//Crossposted with thanks and permission from the CGCS Iran Media Program
The Islamic Republic of Iran has recently chosen an odd way to demonstrate an understanding of cinema, the arts, and culture. In a week when Iranian cinema has taken a few hits locally -with the tightening of censors and distribution rights for Iranian filmmakers within Iran – the Minister of Culture, Mohammed Hosseini confirmed a couple weeks ago that Iran would not submit a film for consideration at the 85th Academy Awards.

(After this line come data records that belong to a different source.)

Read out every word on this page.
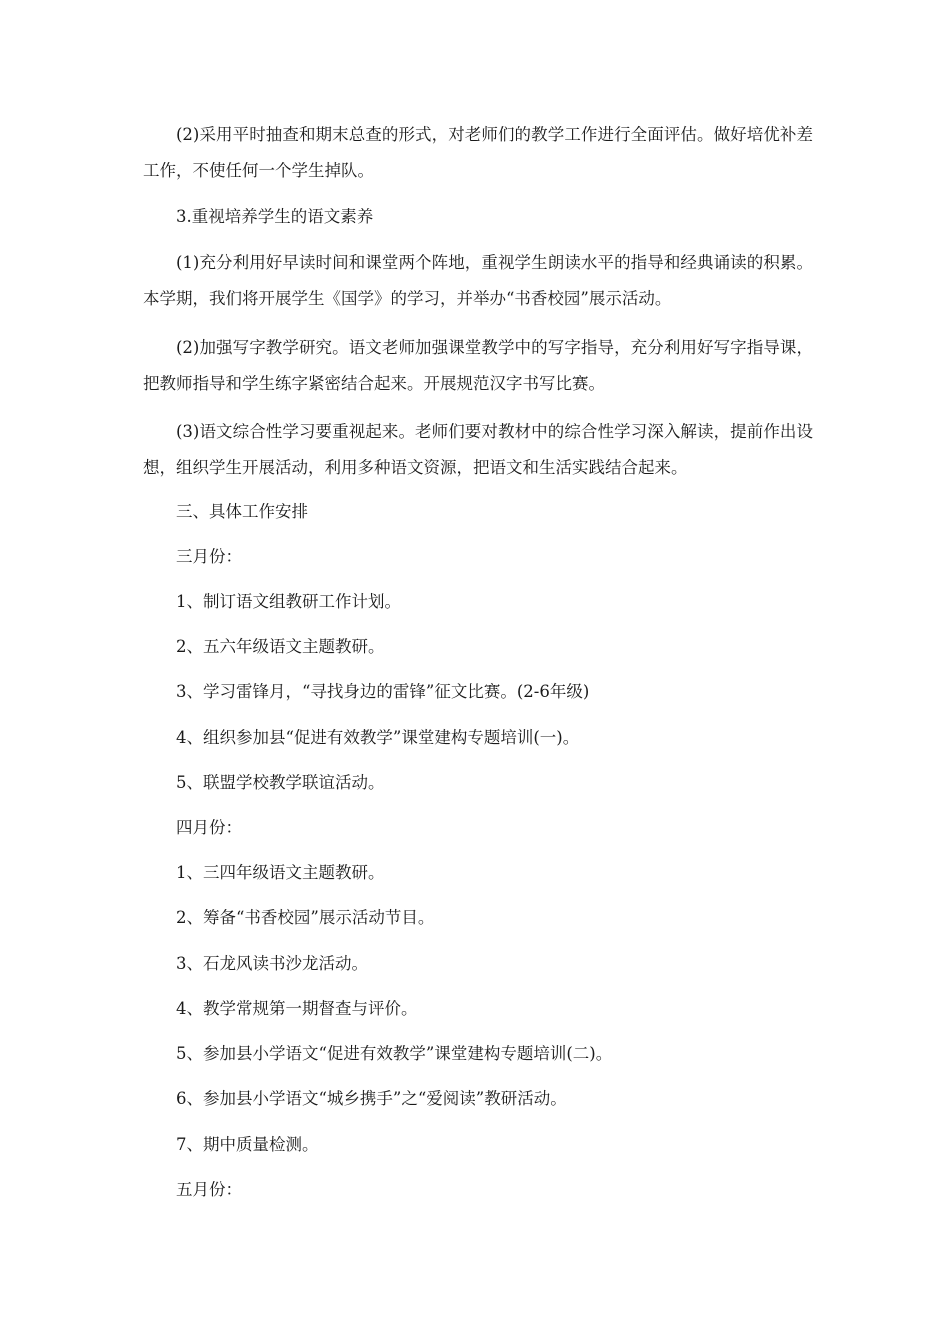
(2)采用平时抽查和期末总查的形式，对老师们的教学工作进行全面评估。做好培优补差工作，不使任何一个学生掉队。

3.重视培养学生的语文素养

(1)充分利用好早读时间和课堂两个阵地，重视学生朗读水平的指导和经典诵读的积累。本学期，我们将开展学生《国学》的学习，并举办“书香校园”展示活动。

(2)加强写字教学研究。语文老师加强课堂教学中的写字指导，充分利用好写字指导课，把教师指导和学生练字紧密结合起来。开展规范汉字书写比赛。

(3)语文综合性学习要重视起来。老师们要对教材中的综合性学习深入解读，提前作出设想，组织学生开展活动，利用多种语文资源，把语文和生活实践结合起来。

三、具体工作安排

三月份：

1、制订语文组教研工作计划。

2、五六年级语文主题教研。

3、学习雷锋月，“寻找身边的雷锋”征文比赛。(2-6年级)

4、组织参加县“促进有效教学”课堂建构专题培训(一)。

5、联盟学校教学联谊活动。

四月份：

1、三四年级语文主题教研。

2、筹备“书香校园”展示活动节目。

3、石龙风读书沙龙活动。

4、教学常规第一期督查与评价。

5、参加县小学语文“促进有效教学”课堂建构专题培训(二)。

6、参加县小学语文“城乡携手”之“爱阅读”教研活动。

7、期中质量检测。

五月份：
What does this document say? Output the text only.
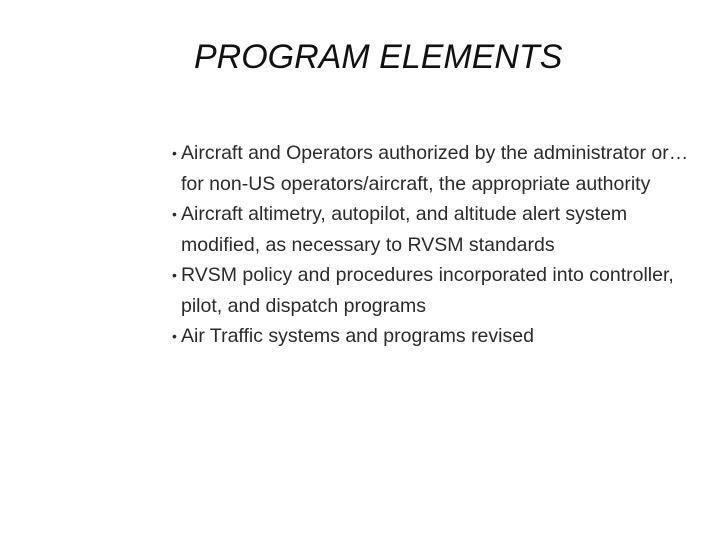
PROGRAM ELEMENTS
• Aircraft and Operators authorized by the administrator or… for non-US operators/aircraft, the appropriate authority
• Aircraft altimetry, autopilot, and altitude alert system modified, as necessary to RVSM standards
• RVSM policy and procedures incorporated into controller, pilot, and dispatch programs
• Air Traffic systems and programs revised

The boycott was initiated over the anti-Islam film Innocence of Muslims. In a statement to the ISNA state news agency, Hosseini said, “I am officially announcing that in reaction to the intolerable insult to the Great Prophet of Islam we will refrain from taking part in this year’s Oscars and we ask other Islamic nations to show their protest like this. This film is made in America and the Oscars are held there, and so far no official stance by the nation that made this film as been taken.”

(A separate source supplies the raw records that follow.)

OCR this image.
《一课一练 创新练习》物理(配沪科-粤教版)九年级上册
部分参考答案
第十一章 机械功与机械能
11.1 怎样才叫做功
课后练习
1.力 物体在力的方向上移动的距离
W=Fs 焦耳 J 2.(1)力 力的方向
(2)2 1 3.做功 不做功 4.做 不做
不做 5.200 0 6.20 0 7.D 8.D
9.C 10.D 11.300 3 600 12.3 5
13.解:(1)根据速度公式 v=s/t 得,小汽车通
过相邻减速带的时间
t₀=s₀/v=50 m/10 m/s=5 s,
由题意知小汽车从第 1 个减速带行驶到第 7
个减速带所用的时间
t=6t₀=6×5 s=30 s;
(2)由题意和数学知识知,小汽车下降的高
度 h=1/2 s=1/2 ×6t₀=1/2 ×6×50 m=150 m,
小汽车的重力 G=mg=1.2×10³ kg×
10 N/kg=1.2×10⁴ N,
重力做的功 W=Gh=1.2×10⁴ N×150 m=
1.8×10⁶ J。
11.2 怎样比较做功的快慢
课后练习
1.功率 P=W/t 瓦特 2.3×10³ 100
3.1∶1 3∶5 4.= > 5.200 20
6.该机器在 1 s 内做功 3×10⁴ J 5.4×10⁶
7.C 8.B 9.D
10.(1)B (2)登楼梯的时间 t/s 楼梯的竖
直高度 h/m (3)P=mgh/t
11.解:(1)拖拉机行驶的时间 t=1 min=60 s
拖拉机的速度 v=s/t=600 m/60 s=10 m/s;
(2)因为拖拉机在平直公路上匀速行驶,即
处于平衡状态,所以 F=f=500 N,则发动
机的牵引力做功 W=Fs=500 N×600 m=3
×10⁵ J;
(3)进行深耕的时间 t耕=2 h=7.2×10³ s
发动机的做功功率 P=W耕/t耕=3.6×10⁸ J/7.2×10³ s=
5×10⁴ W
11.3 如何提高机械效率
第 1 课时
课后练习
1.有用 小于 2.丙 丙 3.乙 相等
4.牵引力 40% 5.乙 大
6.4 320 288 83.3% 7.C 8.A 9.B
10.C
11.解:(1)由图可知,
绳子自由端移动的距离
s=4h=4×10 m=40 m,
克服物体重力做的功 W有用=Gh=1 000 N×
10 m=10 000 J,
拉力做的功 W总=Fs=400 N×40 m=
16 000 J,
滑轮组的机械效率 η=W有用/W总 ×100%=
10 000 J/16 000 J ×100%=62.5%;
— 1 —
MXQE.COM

This situation is a fascinating reminder of the 1989 fatwa Ayatollah Khomeini famously placed on Salman Rushdie’s head for his critical take on Islam in The Satanic Verses. Aside from the products of his prolific writing career, Rushdie’s case is the quintessential battle between freedom of expression and the need to respect religious sensitivities. Rushdie’s writing was an experiment in creative fiction that critically looked at divine revelation, faith, and fanatcism. Innocence of Muslims aspired and failed to be a film, which was then dubbed, cut, and turned into a hybrid trailer-clip of a YouTube video. The poor production value, and the ignorance put into the creation of this project are far from worthy of the protests, bloodshed, or lives lost. Despite this, the Iranian government has decided to take a stand against the Academy Awards, for not taking a stand against a YouTube video. This reasoning appears to be untenable, and thus it merits some analysis.